El encuentro de un grupo de periodistas con el Presidente de la República de Cuba, Miguel Díaz-Canel Bermúdez, provocó diversos comentarios y debates en calles, centros de trabajo o redes digitales. Más allá de todas las narrativas de interpretación, los ciudadanos escucharon ideas que consideran muy necesarias.

Los periodistas no quieren ser espectadores, sino actores comprometidos con la verdad de un país que piensa a contracorriente y enfrenta colosales obstáculos. Hay sobre todo, una cantidad de jóvenes que emergen con ideas nuevas que ya están incorporados a los entornos que impone la comunicación 2.0. Esa que se realiza a mayor velocidad en las respuestas a los mensajes, donde se aprecia la pérdida de centralidad de los discursos, o la presencia de múltiples plataformas que desde las redes sociales, han desplazado la zona de disputa cultural o ideológica, a  nuevas formas de enlazar lo real con lo virtual.

¿Cómo hacer periodismo en tiempos en que la verdad misma es desleída por la postverdad que impone una distorsión de la realidad? ¿Cómo romper con estereotipos que frenan la creatividad y la pasión periodística?  ¿Cómo hablar del triunfo sin ser triunfalistas o de la derrota sin ser derrotistas? Creo que es preciso un periodismo que haga frente a la mentira y a la zona de confort de los que no prefieren los debates de fondo. Un periodismo que se adelante a la realidad y ponga dedos en la llaga, y proteja la flor de los mejores pasos de la creación colectiva. Ejercicios que se llenen de nombres y testimonios para que también los que vengan mañana, encuentren los tropiezos y aciertos en la historia de nuestras vidas.

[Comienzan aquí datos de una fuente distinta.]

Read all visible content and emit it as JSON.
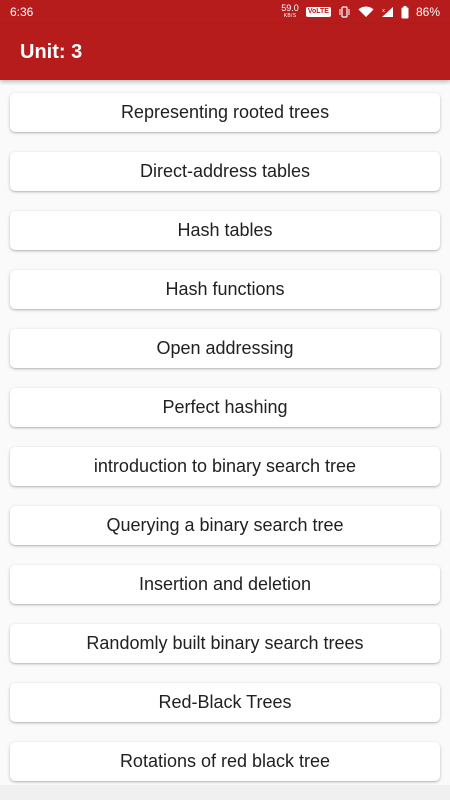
{
  "status_bar": {
    "time": "6:36",
    "net_speed_value": "59.0",
    "net_speed_unit": "KB/S",
    "volte_label": "VoLTE",
    "battery_percent": "86%",
    "icons": [
      "vibrate-icon",
      "wifi-icon",
      "signal-icon",
      "battery-icon"
    ]
  },
  "app_bar": {
    "title": "Unit: 3",
    "color": "#b71c1c"
  },
  "topics": [
    {
      "label": "Representing rooted trees"
    },
    {
      "label": "Direct-address tables"
    },
    {
      "label": "Hash tables"
    },
    {
      "label": "Hash functions"
    },
    {
      "label": "Open addressing"
    },
    {
      "label": "Perfect hashing"
    },
    {
      "label": "introduction to binary search tree"
    },
    {
      "label": "Querying a binary search tree"
    },
    {
      "label": "Insertion and deletion"
    },
    {
      "label": "Randomly built binary search trees"
    },
    {
      "label": "Red-Black Trees"
    },
    {
      "label": "Rotations of red black tree"
    }
  ]
}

Un periodismo que nos devuelva menos certidumbres sin matar el optimismo. Periodistas que no pasen de largo antes estas dos realidades: La primera, el hundimiento del campo socialista con la consiguiente pérdida de referencias y utopías; la segunda, lo que la investigadora Naomi klein, llama La Doctrina del Shock y el auge del capitalismo del desastre.

Pareciera que vivimos en un mundo en que nada se puede hacer, y que lo mejor es ¡sálvese quien pueda! Tal narrativa despedaza y fragmenta, y nos arrastra a la lógica del mercado donde no importan los ciudadanos sino los consumidores, en una civilización que destruye a la naturaleza y a los seres humanos.

Desde la celda de su último reportaje, se alza un prisionero que aun matándolo no lo pudieron matar, es la voz de Julius Fucik: “El telón se levanta. Hombres: os he amado. ¡Estad alertas!” No somos indiferentes a la verdad y al amor. El periodismo también tiene que estar allí, donde la mejilla duele y la vida es una pregunta sobre la tierra.